Calendar & contact management - bkj123

How do you effectively manage your contacts and calendar?  Been using my phone (samsung u740) w/ limited success including can't keep contact info like street address, calendar is hard to see, and not able to sync easily with a desktop app (except bitpim).  Do I just spend the cash/reup my wireless contract and go with a new smart phone, maybe synced to outlook, just use an ultra portable pc, paper????   what do you use and how's it going?
======
blogimus
I used to have a palm 3. I dropped it. I tried lugging my laptop around.
Awkward is an understatement. As you pointed out, the mobile phone is limited
or expensive or both. Since I don't need to have instant access to all my
contacts and schedule/calendar, I use a moleskine address book for my
important contacts. Flexible page layout and I don't worry about breaking it
and spending Benjamins for a replacement. I have a simple book calendar.
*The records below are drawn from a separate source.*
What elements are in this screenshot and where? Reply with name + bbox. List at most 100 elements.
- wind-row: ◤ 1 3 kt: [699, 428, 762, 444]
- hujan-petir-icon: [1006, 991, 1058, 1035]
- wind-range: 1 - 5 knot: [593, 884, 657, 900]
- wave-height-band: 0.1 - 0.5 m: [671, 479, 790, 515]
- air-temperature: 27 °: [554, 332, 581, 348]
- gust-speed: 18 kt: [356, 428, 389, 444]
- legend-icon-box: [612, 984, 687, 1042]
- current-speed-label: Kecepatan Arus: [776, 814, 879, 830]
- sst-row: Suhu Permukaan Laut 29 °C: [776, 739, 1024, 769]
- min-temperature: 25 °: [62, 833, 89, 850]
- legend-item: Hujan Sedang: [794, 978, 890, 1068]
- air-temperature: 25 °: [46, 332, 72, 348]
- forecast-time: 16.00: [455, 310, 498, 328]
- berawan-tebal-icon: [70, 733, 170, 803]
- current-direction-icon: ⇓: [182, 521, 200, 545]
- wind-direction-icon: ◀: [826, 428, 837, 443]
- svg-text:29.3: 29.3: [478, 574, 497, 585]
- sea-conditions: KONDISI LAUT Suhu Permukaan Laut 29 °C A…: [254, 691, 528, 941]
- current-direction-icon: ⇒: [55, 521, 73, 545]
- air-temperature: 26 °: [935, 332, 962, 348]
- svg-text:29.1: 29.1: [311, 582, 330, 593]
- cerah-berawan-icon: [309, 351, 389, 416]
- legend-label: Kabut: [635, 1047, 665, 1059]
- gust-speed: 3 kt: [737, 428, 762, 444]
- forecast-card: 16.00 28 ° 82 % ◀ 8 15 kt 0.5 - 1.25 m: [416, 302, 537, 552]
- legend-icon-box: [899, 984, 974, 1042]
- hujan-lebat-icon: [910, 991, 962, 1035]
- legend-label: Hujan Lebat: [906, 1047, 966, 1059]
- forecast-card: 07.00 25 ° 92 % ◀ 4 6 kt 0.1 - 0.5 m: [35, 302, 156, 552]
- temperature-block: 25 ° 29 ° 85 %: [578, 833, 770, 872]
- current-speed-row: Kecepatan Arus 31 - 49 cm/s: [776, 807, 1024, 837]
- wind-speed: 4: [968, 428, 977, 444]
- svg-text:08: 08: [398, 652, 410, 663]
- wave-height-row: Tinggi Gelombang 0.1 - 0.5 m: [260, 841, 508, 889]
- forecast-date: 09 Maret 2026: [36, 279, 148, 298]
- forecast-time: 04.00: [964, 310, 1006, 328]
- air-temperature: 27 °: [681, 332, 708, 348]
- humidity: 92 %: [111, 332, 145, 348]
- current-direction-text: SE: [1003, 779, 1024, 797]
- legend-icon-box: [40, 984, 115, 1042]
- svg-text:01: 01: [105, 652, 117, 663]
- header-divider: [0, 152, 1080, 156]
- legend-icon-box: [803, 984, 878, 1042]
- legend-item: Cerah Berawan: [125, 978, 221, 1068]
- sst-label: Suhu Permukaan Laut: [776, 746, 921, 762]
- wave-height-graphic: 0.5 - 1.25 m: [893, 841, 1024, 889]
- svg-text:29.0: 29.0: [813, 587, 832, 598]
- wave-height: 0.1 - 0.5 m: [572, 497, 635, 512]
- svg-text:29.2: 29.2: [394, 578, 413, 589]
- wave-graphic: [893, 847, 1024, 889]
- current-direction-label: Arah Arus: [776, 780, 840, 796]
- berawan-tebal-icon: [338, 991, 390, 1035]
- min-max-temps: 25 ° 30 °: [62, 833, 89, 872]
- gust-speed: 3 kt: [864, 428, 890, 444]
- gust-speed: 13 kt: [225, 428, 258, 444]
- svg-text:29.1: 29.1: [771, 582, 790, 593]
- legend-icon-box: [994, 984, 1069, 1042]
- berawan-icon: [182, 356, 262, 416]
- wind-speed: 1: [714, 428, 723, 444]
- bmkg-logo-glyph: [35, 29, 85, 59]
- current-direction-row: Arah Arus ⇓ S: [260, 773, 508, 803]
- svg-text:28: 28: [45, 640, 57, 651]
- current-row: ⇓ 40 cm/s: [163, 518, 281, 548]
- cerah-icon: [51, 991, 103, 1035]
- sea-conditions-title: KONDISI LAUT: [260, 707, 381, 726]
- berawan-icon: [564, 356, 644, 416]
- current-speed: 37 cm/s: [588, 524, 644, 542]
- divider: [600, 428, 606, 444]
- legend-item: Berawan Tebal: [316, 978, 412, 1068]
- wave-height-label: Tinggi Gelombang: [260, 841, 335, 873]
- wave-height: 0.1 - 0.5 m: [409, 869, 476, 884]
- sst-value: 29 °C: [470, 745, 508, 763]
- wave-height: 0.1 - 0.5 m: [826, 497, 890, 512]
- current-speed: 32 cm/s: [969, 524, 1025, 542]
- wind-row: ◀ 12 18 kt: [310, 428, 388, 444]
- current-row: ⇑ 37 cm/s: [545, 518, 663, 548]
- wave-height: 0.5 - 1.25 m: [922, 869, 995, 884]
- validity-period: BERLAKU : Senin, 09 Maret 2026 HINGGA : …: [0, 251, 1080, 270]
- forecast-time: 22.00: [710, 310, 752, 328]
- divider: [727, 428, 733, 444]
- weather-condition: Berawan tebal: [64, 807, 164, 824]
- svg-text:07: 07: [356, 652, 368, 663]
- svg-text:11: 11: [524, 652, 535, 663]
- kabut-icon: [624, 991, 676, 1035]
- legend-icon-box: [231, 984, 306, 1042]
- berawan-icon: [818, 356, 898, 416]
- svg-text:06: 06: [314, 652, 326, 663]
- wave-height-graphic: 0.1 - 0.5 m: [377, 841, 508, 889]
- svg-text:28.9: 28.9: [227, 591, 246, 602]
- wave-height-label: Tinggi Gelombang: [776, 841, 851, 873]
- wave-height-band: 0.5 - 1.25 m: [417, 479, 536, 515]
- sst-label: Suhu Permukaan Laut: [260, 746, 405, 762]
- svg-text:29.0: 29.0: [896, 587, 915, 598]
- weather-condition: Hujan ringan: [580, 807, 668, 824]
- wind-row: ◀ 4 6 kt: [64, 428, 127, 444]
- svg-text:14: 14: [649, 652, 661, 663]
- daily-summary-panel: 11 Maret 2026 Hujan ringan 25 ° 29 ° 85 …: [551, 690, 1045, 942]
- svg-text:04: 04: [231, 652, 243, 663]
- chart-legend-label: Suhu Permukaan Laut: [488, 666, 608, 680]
For
appointments which I need a reminder, I use Google Calendar, but I don't quite
like keeping all my personal info in Google office.

------
donniefitz2
I know it's un-popular to admit using Microsoft technologies, but I use
Exchange/Outlook/iPhone.

------
ctingom
Google Calendar rocks for managing your calendar. I don't know a good solution
for the contacts.

------
bkj123
feel like a dork for saying it, but I use a freakin spiral notebook on the go.
Then, I just sink it up with outlook when I get home.